TIP #5: Do your IT-contracts create value or add costs?
A classic OPEX hiding place is in the service and the software and hardware license maintenance contracts. Be diligent and check if your service contracts meet the correct/necessary service levels. Are all the services still relevant? Can the provider, a third party or even internal resources offer a service cheaper using other technology? Check if you need the upgrade option provided by your contract.
TIP #6: Do you pay too much for internal support processes?
Should you keep your support in-house, or automate or outsource it? Automation of some processes can free up FTE time, which can be rerouted to other tasks or enable a workforce reduction. Self-service portal software can be acquired rather inexpensively. In general, keeping complex processes in-house and outsourcing everyday ones (such as changing/resetting of passwords) could open the door for great OPEX savings.
TIP #7: In nine cases out of ten, you can save OPEX costs on backup
Too many companies pay too much because they backup all their data. You can realize attractive OPEX savings – and boost your backup speed – by not backing up all your file and application data. In our experience, up to 75% of the data is rarely critical, or can be recreated from other sources. You could instead divide your data into categories and use incremental backup facilities or store the data you rarely use on a slower media (such as tape). Some providers may even allow you to use file data backup services free of charge.

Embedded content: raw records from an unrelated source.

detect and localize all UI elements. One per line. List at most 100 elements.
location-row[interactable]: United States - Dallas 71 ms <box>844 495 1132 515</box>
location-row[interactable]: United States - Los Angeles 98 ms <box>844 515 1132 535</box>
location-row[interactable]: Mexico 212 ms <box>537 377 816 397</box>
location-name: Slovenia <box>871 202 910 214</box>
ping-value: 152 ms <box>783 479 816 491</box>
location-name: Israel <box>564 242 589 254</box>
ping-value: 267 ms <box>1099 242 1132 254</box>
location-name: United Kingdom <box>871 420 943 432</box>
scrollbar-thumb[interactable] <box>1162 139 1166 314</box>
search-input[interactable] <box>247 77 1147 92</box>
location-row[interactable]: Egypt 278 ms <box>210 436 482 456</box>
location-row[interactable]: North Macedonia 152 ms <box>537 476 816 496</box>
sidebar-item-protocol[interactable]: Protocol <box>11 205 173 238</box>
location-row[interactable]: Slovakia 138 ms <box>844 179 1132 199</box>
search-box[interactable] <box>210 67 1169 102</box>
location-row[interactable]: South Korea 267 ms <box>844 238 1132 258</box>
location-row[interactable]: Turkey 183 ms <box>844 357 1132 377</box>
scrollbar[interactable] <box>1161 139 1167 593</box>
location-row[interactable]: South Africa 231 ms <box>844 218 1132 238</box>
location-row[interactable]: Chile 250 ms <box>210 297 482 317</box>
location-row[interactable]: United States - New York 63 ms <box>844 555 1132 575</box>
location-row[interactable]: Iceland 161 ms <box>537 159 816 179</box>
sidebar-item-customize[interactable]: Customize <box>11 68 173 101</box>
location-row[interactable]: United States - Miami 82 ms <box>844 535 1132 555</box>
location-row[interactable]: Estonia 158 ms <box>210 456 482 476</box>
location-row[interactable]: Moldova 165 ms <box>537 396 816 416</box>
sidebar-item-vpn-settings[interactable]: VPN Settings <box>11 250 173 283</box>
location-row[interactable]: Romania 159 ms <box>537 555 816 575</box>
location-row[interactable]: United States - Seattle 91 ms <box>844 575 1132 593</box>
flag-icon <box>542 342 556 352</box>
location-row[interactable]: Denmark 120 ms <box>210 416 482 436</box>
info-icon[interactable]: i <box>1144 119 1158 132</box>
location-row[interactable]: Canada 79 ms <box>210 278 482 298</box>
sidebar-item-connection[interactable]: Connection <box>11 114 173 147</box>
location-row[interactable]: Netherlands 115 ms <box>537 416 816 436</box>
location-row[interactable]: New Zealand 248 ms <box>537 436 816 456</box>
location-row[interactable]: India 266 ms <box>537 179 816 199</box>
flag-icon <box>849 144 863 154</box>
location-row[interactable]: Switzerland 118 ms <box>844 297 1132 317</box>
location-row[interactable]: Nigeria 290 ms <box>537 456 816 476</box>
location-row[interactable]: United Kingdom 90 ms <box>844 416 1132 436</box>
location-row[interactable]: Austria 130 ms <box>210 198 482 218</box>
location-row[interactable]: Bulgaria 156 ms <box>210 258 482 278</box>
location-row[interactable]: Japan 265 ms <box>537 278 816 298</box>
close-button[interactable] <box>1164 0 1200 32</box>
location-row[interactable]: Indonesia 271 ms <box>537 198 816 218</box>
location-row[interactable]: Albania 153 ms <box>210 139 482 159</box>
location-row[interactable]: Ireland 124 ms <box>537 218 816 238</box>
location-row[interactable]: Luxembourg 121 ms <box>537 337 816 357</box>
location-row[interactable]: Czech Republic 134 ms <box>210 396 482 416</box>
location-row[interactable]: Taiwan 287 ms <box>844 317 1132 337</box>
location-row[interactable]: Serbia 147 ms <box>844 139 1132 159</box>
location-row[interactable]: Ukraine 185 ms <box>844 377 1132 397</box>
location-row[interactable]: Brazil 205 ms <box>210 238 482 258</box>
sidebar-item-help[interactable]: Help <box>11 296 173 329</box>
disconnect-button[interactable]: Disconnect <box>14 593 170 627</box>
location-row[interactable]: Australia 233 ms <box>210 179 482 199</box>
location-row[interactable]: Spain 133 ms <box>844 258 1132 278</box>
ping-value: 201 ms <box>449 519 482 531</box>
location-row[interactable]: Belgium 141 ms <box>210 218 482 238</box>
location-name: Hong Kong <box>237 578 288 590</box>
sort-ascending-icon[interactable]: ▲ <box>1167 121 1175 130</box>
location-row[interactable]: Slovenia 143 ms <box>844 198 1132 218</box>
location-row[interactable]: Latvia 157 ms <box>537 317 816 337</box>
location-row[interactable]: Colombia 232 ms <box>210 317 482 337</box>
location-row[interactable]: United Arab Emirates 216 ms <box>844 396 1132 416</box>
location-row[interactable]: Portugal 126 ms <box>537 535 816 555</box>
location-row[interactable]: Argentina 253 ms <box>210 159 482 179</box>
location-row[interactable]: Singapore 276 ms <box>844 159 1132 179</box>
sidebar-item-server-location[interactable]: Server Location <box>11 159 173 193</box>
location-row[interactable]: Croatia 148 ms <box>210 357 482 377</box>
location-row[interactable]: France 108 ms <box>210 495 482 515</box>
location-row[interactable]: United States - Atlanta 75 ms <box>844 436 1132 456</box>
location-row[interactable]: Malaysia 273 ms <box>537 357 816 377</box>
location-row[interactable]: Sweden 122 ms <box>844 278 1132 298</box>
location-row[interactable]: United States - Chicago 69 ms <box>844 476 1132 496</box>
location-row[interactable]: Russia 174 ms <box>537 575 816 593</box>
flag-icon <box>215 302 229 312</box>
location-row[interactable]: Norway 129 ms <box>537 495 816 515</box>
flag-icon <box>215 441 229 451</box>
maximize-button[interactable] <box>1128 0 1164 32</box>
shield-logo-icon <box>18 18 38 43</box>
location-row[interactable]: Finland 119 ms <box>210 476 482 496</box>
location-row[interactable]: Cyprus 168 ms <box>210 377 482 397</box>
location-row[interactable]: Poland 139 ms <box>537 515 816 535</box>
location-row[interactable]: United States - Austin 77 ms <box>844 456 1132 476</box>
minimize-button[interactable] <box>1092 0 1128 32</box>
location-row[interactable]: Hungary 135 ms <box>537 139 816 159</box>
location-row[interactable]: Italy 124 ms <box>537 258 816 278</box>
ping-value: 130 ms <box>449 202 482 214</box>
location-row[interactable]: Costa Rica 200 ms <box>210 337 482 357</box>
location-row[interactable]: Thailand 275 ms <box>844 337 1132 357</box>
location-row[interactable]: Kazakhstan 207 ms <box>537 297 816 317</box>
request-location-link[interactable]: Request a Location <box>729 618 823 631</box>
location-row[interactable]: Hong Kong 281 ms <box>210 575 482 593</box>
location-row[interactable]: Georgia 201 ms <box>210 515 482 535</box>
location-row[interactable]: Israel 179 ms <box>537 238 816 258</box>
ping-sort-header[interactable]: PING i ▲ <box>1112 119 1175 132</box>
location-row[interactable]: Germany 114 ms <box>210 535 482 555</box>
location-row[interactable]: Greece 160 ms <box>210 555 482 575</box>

TIP #8: Reuse generic applications
You can significantly cut down on your license and support costs by creating corporate policies/rules that ensure employees use the same programs. A walkthrough of your application portfolio could easily reveal applications with similar functionality. While larger applications (such as ERP, CRM) are expensive and difficult to replace/align, smaller applications (such as, Adobe PDF Reader, Snagit, Dropbox and Evernote), can be aligned – or even substituted – with software you have already licensed and used in other parts of your business.
TIP #9: CAPEX services
If you already know your CAPEX service pipeline, use this volume to renegotiate your OPEX service pipeline with your current vendor(s). If you can guarantee a certain pipeline to your vendor during a period, you can often obtain a beneficial change in price. This is particularly relevant for basic consultancy services. For the vendor it does not matter whether it is CAPEX or OPEX it is just a matter of volume; for you it can often make a huge difference.
TIP #10: Are you receiving too many big IT consultancy bills?
This may indicate a need for a system architecture revision with your CIO. Updating or simply replacing systems with integration in mind can save you consultancy costs. A classic example is older Citrix versions, which often cause technology problems with newer Microsoft software. The result is a massive pile of invoices from different consultancy companies that quite often deliver short-term solutions. By replacing Citrix with a Microsoft Remote Desktop, OPEX savings can be realized by cutting down the number of bills.
In our experience, any company can achieve OPEX savings by following these simple, small dedicated efforts. The question is not whether your company can save on OPEX. The question is how much you can save and why wait?